Melt the butter in a saucepan, then add the bay leaves, cardamom pods, peppercorns, cinnamon stick, cloves, cumin seeds, and sprigs of thyme. Stir them in the butter for a minute or two, until the fragrance wafts up. Drain the rice and add it to the warmed spices. Cover with about 1/4 inch (1cm) of water and bring to a boil. Season with salt, cover, and decrease the heat to simmer.

Finely slice the green onions. Chop the parsley.

After five minutes, remove the lid and gently fold in the asparagus, fava beans, green onions, and parsley. Replace the lid and continue cooking for five or six minutes, until the rice is tender but has some bite to it. All the water should have been absorbed. Leave, with the lid on but the heat off for two or three minutes. Remove the lid, add a tablespoon of butter if you wish, check the seasoning, and fluff gently with a fork. Serve with the yogurt sauce below.

Yogurt sauce:
Stir 2 tablespoons of chopped mint, a little salt, and 2 tablespoons of olive oil into 3/4 cup (200g) thick, but not strained, yogurt. You could add a small clove of crushed garlic too. Spoon over the pilaf at the table. 

9 thoughts on “Fabulous Fava Beans

  1. Yum! These all look wonderful. They would probably be tasty with edamame or lima beans, too. Happy summertime!!!!

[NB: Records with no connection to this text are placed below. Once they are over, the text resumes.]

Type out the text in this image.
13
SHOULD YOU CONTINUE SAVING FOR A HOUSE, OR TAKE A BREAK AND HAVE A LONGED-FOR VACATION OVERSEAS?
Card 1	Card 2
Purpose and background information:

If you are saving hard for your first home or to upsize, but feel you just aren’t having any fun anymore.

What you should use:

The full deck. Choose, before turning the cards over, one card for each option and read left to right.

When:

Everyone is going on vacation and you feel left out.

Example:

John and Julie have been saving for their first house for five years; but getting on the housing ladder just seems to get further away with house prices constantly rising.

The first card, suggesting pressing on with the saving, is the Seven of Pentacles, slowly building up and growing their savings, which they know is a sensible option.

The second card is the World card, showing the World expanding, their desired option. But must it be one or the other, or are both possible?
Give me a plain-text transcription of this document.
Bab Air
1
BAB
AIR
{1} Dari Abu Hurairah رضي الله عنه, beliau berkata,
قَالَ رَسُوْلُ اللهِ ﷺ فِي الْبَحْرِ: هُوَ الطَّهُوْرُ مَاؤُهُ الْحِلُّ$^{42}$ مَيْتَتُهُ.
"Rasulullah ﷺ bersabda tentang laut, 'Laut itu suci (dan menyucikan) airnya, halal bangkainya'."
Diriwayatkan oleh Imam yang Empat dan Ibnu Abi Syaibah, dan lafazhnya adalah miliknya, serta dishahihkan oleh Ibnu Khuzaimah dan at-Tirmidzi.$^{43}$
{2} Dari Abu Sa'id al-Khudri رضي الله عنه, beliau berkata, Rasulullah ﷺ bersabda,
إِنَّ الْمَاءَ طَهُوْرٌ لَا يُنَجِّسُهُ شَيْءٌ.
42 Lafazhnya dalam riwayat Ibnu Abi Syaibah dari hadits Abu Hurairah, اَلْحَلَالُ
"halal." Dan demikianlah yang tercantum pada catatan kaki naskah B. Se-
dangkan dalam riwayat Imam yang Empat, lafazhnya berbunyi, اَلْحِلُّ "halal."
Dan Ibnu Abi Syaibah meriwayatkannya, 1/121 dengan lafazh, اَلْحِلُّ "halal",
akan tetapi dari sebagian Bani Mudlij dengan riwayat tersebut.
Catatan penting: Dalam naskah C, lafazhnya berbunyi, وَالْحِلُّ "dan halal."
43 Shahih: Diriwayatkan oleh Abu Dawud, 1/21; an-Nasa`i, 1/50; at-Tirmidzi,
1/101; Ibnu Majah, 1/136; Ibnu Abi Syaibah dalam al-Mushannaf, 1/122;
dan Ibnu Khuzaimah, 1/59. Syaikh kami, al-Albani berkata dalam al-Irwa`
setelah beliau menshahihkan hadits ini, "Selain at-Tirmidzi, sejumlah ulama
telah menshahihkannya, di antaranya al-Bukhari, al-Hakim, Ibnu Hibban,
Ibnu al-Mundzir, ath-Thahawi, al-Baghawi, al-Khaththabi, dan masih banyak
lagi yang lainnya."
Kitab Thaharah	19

  2. I’ve never eaten fava beans, but would love to. I haven’t tried growing them here in MT yet.
    Can you tell me how you eat your Natacha escarole? I grew it this year and so far, have just eaten the thinnings in salad. Its growing well, the heads seem to take up as much space as you give them, as soon as I thinned the plants, they grew right together again!